In light of Bubba’s outing and a few emails from folks on the subject, I feel the need to address this anonymity business. If you think this is the post in which I come clean, divulge a lot of stuff and reveal my alter ego, forget about it. Fat chance that will ever happen prominently on my blog for a few reasons:
1 – I don’t want my name associated with this site merely due to the big pain in the ass it could be. I don’t want people Googling me up and finding this place. I don’t want to meet people about town and have this ‘oh, you’re that guy’ conversation. I don’t want to turn away potential clients or other business people with whom I may disagree.

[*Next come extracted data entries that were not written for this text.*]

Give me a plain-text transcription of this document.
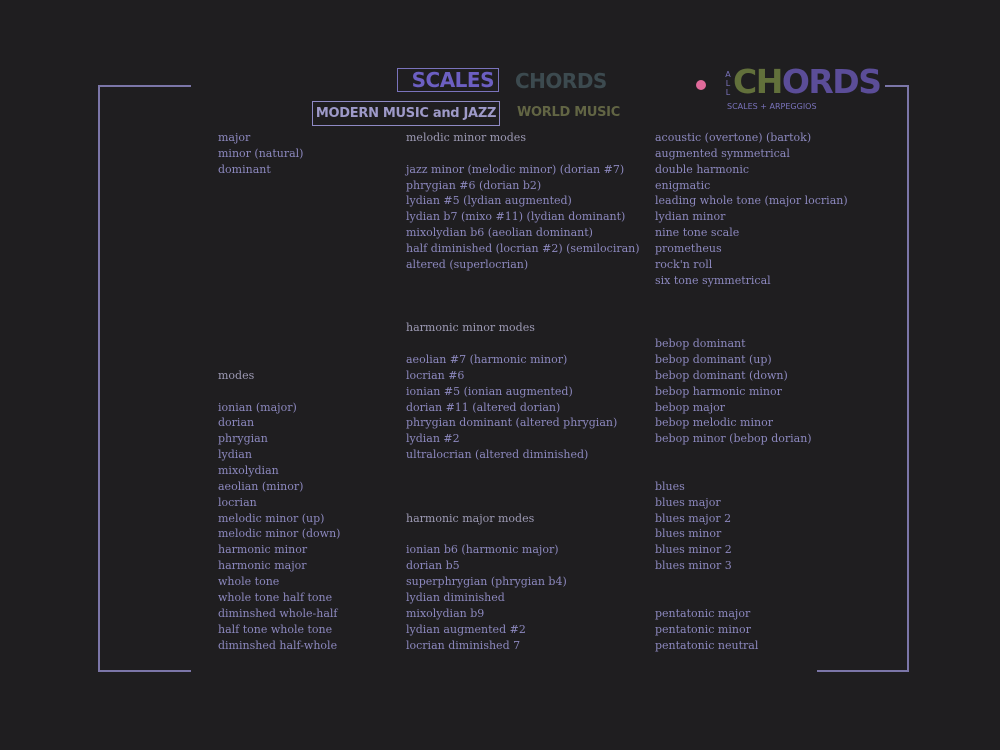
SCALES CHORDS
MODERN MUSIC and JAZZ	WORLD MUSIC
A
L
L CHORDS
SCALES + ARPEGGIOS
major
minor (natural)
dominant
modes
ionian (major)
dorian
phrygian
lydian
mixolydian
aeolian (minor)
locrian
melodic minor (up)
melodic minor (down)
harmonic minor
harmonic major
whole tone
whole tone half tone
diminshed whole-half
half tone whole tone
diminshed half-whole
melodic minor modes
jazz minor (melodic minor) (dorian #7)
phrygian #6 (dorian b2)
lydian #5 (lydian augmented)
lydian b7 (mixo #11) (lydian dominant)
mixolydian b6 (aeolian dominant)
half diminished (locrian #2) (semilociran)
altered (superlocrian)
harmonic minor modes
aeolian #7 (harmonic minor)
locrian #6
ionian #5 (ionian augmented)
dorian #11 (altered dorian)
phrygian dominant (altered phrygian)
lydian #2
ultralocrian (altered diminished)
harmonic major modes
ionian b6 (harmonic major)
dorian b5
superphrygian (phrygian b4)
lydian diminished
mixolydian b9
lydian augmented #2
locrian diminished 7
acoustic (overtone) (bartok)
augmented symmetrical
double harmonic
enigmatic
leading whole tone (major locrian)
lydian minor
nine tone scale
prometheus
rock'n roll
six tone symmetrical
bebop dominant
bebop dominant (up)
bebop dominant (down)
bebop harmonic minor
bebop major
bebop melodic minor
bebop minor (bebop dorian)
blues
blues major
blues major 2
blues minor
blues minor 2
blues minor 3
pentatonic major
pentatonic minor
pentatonic neutral
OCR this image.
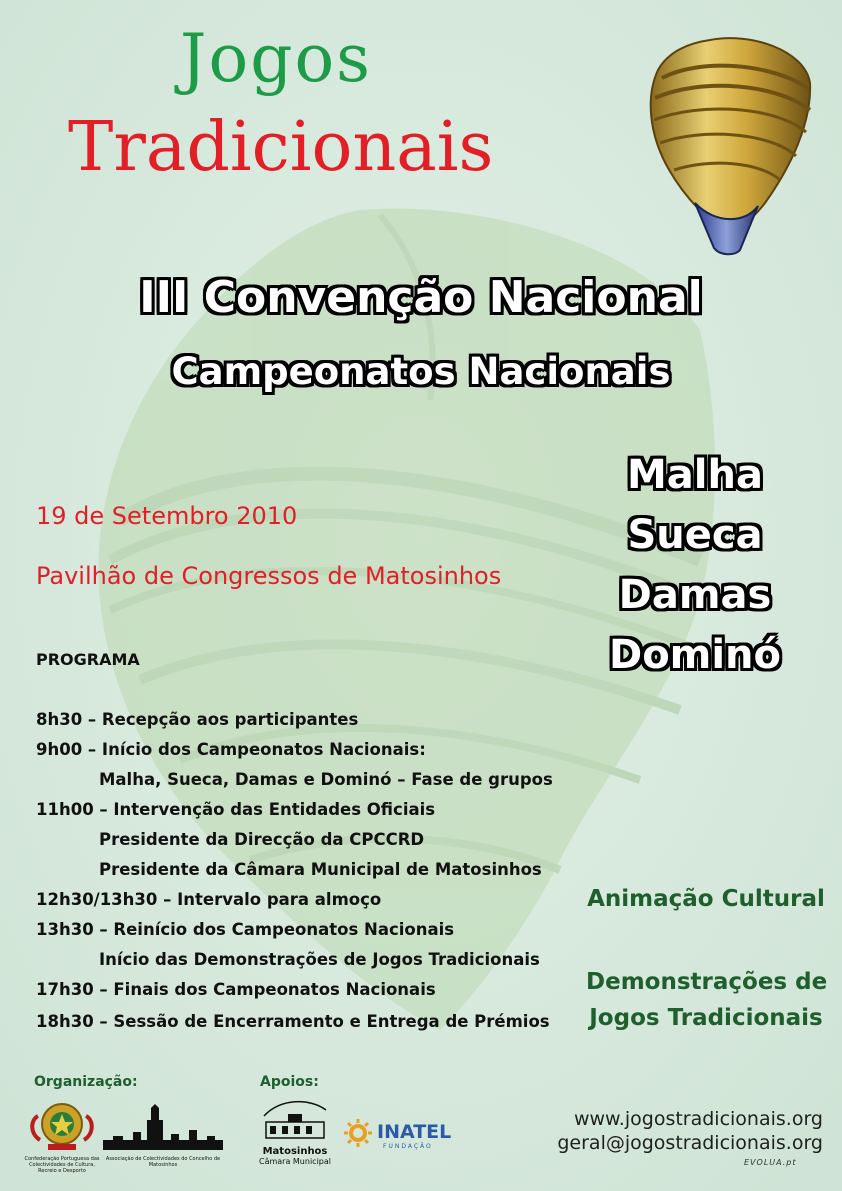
Jogos
Tradicionais
III Convenção Nacional
Campeonatos Nacionais
Malha
Sueca
Damas
Dominó
19 de Setembro 2010
Pavilhão de Congressos de Matosinhos
PROGRAMA
8h30 – Recepção aos participantes
9h00 – Início dos Campeonatos Nacionais:
Malha, Sueca, Damas e Dominó – Fase de grupos
11h00 – Intervenção das Entidades Oficiais
Presidente da Direcção da CPCCRD
Presidente da Câmara Municipal de Matosinhos
12h30/13h30 – Intervalo para almoço
13h30 – Reinício dos Campeonatos Nacionais
Início das Demonstrações de Jogos Tradicionais
17h30 – Finais dos Campeonatos Nacionais
18h30 – Sessão de Encerramento e Entrega de Prémios
Animação Cultural
Demonstrações de
Jogos Tradicionais
Organização:	Apoios:
Confederação Portuguesa das Colectividades de Cultura, Recreio e Desporto
Associação de Colectividades do Concelho de Matosinhos
Matosinhos
Câmara Municipal
INATEL
FUNDAÇÃO
www.jogostradicionais.org
geral@jogostradicionais.org
EVOLUA.pt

2 – I have a lot of guns. I don’t want someone figuring that they could track me down, break into my home, and score some stolen weaponry.
3 – I also, in the event I annoy the Hell out of someone, don’t want my family to feel the heat for this stuff.
People with this conception that I must be some anonymous shit-slinger out there hurling insults with no possibility of retribution who has something to hide are wrong. I try to keep it civil and clean and only occasionally call people idiots. I say nothing on this blog that I am ashamed of and I say nothing that I wouldn’t say to the faces of the people I criticize. Ask people who know me, I am pretty much an asshole in real life too. That said, there are plenty of people who know who I am (Bubba for one), including a local TeeVee guy. In the event I did something particularly stupid or grotesque, they could out me. I’m not completely anonymous but more pseudonymous.
Les (who also knows me) makes a very good point:
Anyone thinking of blogging anonymously should think about this situation and how they’d handle it. If you’re not prepared to do what Bubba did and reveal your identity when it’s being used as leverage against you, then you shouldn’t blog anonymously.
Indeed. But it wouldn’t be in a manner prominently displayed here. People who get criticized often (as in Bubba’s target in this instance) display a superiority complex over the fact that the person doing the criticizing is anonymous, as though that anonymity denotes a lack of credibility or something. Why? If someone is making legitimate points, address those points and not the fact you think some anonymous shit-slinger is hiding behind the keyboard flinging feces at you.
I noticed this in my pre-blog days when I commented over at the Metropulse’s blab. People would get snooty when I argued with them and fall back on the ‘oh yeah, well people know who I am.’ I don’t care who you are, I care about the point you’re making.
Or as Michael said:
I didn’t know until today who he is. But I know him through the quality of his blog. I could have found out. I know people who know him. I never asked who he is. I saw no compelling reason to out him. The question was even posed from time to time at the KNS whether we should try and out him, and the answer always came back to, “why?”
Also, let me alleviate this romanticized notion that I could potentially be someone important: I’m not. I’m just some regular Joe with a house in a subdivision. I’m nobody you’ve ever heard of. SayUncle is obviously not my real name. But SayUncle is very real and not going anywhere. I’m no coward and, in the event I get under your skin, drop me a line and we’ll talk. I got nothing to hide.